第二章 痴鬼(1/2)

    自此阿月就在这深山老林中住了下来。虽是山野木屋,但奇怪的是这位戚怅公子的器具摆件,吃穿用度,无一不精致华美,极尽奢华。就连阿月这位从小养在高门贵族的公侯之女也暗暗称奇。阿月每日都有精致糕点,昂贵香茶可用,几天后身姿重新丰盈起来,恢复到在丞相府中时的健康。只是她依旧记得家破人亡的仇恨,爹娘惨死的惨状。这让她夜夜被噩梦惊醒,辗转反侧良久都不能入眠。
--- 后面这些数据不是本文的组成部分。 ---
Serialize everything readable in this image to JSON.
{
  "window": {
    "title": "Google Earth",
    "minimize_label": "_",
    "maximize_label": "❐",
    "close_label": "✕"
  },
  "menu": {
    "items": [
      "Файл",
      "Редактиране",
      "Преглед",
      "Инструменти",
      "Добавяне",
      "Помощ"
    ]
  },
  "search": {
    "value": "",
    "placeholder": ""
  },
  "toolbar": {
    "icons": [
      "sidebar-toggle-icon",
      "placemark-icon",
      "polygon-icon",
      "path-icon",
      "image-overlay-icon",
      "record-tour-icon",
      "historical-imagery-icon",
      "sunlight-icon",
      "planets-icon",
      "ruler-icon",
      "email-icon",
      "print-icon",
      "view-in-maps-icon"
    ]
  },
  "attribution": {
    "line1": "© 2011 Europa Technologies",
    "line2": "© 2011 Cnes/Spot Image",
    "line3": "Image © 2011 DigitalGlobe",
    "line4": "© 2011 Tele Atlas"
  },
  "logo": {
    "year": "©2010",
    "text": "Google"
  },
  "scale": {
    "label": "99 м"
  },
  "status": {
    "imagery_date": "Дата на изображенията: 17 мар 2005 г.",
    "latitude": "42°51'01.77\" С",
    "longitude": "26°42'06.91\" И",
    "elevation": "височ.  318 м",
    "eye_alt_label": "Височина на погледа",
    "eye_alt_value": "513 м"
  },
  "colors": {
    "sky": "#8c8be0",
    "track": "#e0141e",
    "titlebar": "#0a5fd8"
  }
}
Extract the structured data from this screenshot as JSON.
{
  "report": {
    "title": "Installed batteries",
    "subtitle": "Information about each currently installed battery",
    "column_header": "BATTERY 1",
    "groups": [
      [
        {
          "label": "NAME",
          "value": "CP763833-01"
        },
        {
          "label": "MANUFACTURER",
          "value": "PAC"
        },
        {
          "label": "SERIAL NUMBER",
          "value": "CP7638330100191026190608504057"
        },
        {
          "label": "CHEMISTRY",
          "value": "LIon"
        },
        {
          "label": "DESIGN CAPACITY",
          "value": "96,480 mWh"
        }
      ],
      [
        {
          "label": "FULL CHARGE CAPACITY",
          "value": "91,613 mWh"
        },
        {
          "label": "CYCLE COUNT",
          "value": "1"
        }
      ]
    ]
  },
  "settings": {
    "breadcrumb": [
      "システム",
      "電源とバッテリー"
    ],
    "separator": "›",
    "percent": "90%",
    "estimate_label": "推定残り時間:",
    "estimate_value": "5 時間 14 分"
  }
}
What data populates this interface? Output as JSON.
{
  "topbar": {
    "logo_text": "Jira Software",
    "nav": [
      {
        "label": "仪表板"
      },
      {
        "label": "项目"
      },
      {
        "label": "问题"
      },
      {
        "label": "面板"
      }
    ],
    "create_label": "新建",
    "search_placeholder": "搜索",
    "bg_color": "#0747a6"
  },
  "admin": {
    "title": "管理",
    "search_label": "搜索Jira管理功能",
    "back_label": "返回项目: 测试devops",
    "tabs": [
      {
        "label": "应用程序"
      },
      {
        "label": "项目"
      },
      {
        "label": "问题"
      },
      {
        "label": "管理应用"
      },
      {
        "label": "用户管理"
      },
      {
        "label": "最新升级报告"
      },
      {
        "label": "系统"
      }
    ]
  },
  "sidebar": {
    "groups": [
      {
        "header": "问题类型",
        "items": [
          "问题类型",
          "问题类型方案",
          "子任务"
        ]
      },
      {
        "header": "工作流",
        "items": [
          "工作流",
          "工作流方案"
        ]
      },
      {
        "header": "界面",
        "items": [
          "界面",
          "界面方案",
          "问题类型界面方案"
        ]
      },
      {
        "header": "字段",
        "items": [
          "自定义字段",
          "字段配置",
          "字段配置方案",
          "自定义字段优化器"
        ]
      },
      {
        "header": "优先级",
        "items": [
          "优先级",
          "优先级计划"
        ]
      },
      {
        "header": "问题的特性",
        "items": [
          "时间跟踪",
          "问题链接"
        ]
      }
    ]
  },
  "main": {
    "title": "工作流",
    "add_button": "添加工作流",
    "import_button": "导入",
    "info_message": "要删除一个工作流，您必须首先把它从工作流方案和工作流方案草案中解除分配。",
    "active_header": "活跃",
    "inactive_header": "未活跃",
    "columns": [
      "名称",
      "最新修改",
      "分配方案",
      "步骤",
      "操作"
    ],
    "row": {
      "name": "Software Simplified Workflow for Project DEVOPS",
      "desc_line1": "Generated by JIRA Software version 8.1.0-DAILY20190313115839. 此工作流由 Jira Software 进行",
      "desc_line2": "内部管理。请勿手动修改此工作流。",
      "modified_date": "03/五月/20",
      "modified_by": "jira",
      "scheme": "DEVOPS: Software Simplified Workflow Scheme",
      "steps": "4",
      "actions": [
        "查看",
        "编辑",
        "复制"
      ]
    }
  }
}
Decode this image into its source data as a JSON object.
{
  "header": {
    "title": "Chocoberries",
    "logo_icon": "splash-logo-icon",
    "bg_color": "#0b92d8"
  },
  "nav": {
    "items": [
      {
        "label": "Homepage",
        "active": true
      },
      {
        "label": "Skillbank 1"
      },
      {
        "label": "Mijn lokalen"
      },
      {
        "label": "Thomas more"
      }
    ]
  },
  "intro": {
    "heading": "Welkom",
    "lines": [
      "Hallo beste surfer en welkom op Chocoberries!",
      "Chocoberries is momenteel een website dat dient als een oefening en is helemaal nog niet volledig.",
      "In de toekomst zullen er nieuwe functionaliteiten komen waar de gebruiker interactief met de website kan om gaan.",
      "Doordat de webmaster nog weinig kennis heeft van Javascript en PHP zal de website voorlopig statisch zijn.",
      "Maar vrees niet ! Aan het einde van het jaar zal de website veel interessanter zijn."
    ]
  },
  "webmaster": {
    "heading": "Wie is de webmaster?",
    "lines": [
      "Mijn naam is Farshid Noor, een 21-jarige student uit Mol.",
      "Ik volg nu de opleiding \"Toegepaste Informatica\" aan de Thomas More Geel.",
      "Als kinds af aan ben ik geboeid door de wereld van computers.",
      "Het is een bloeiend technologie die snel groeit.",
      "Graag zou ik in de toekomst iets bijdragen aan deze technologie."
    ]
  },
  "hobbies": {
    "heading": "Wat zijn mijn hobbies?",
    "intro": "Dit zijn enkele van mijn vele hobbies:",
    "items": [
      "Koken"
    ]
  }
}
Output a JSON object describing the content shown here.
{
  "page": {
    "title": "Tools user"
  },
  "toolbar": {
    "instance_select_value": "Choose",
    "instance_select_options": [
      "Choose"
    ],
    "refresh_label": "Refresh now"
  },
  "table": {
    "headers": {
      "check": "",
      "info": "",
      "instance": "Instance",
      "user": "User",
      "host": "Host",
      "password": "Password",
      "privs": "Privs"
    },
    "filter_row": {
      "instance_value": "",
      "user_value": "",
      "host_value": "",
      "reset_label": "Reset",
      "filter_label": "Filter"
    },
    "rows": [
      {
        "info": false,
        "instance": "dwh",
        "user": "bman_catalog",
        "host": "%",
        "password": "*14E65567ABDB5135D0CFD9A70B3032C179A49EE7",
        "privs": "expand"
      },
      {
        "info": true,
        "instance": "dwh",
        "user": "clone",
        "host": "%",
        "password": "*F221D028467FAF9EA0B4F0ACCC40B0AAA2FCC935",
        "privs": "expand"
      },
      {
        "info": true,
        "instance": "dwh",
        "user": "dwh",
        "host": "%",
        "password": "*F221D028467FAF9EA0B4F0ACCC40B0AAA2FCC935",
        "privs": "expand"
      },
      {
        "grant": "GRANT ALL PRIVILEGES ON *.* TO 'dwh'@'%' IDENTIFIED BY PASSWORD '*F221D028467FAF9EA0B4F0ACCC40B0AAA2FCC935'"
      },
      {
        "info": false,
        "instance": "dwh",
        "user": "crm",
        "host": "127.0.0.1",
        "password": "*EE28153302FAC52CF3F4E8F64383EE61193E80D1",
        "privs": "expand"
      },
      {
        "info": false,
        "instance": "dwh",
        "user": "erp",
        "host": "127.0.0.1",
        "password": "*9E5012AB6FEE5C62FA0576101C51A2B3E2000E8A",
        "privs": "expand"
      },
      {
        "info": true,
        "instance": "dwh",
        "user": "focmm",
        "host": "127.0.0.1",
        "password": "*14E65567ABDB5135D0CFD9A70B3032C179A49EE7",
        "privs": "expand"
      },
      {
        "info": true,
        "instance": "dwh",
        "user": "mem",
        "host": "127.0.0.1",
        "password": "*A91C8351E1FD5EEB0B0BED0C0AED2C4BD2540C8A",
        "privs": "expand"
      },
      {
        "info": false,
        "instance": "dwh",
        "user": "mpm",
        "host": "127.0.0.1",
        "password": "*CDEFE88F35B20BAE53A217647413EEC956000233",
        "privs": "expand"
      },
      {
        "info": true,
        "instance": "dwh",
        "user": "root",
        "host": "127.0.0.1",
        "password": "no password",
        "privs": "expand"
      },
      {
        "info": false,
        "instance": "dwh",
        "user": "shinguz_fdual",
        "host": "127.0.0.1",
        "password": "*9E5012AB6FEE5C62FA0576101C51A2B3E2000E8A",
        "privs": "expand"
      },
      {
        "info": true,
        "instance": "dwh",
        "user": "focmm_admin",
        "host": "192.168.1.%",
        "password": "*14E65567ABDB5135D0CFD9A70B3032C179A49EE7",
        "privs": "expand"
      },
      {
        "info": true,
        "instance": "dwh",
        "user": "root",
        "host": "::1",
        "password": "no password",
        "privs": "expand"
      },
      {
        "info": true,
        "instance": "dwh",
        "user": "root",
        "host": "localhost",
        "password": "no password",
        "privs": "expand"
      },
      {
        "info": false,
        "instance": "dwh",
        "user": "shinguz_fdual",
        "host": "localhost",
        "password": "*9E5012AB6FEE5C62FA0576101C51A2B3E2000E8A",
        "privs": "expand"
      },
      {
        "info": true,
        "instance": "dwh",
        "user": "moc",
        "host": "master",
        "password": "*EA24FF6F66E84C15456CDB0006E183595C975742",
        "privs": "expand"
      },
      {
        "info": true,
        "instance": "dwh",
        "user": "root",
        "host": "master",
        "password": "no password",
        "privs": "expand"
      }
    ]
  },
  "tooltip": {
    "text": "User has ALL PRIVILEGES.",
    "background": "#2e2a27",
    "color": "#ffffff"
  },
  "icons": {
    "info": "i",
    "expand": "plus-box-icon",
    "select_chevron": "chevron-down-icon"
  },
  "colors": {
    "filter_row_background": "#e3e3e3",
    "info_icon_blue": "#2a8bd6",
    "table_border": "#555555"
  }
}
    今夜也是如此。阿月从哭喊和火光中睁开眼睛,又重新闭上。她的心脏剧烈跳动着,回忆着黑暗血腥的画面,眼睛很快就红了一圈。意识在自我催眠下慢慢又模糊起来,朦朦胧胧间只听见风声好像大了一些。

    难道是自己睡前忘了关闭窗子?阿月思索。她本是左侧面墙而睡,窗在右边。窗下放置着矮榻,可供人小憩。一道珍珠帘子垂下隔开床的私密空间。如今珍珠碰撞叮铃作响,风带来的寒意竟然达到刺骨的程度。阿月半撑起身看向窗子。果然窗子大开着。今夜无月,不知不觉间黑色的乌云在天空翻滚着,无声的闪电打响,黑暗中似乎有什么在蠢蠢欲动。仔细一看,一个面黄发枯的红舌女鬼穿着白衣,在窗外用翻白的眼珠盯着她!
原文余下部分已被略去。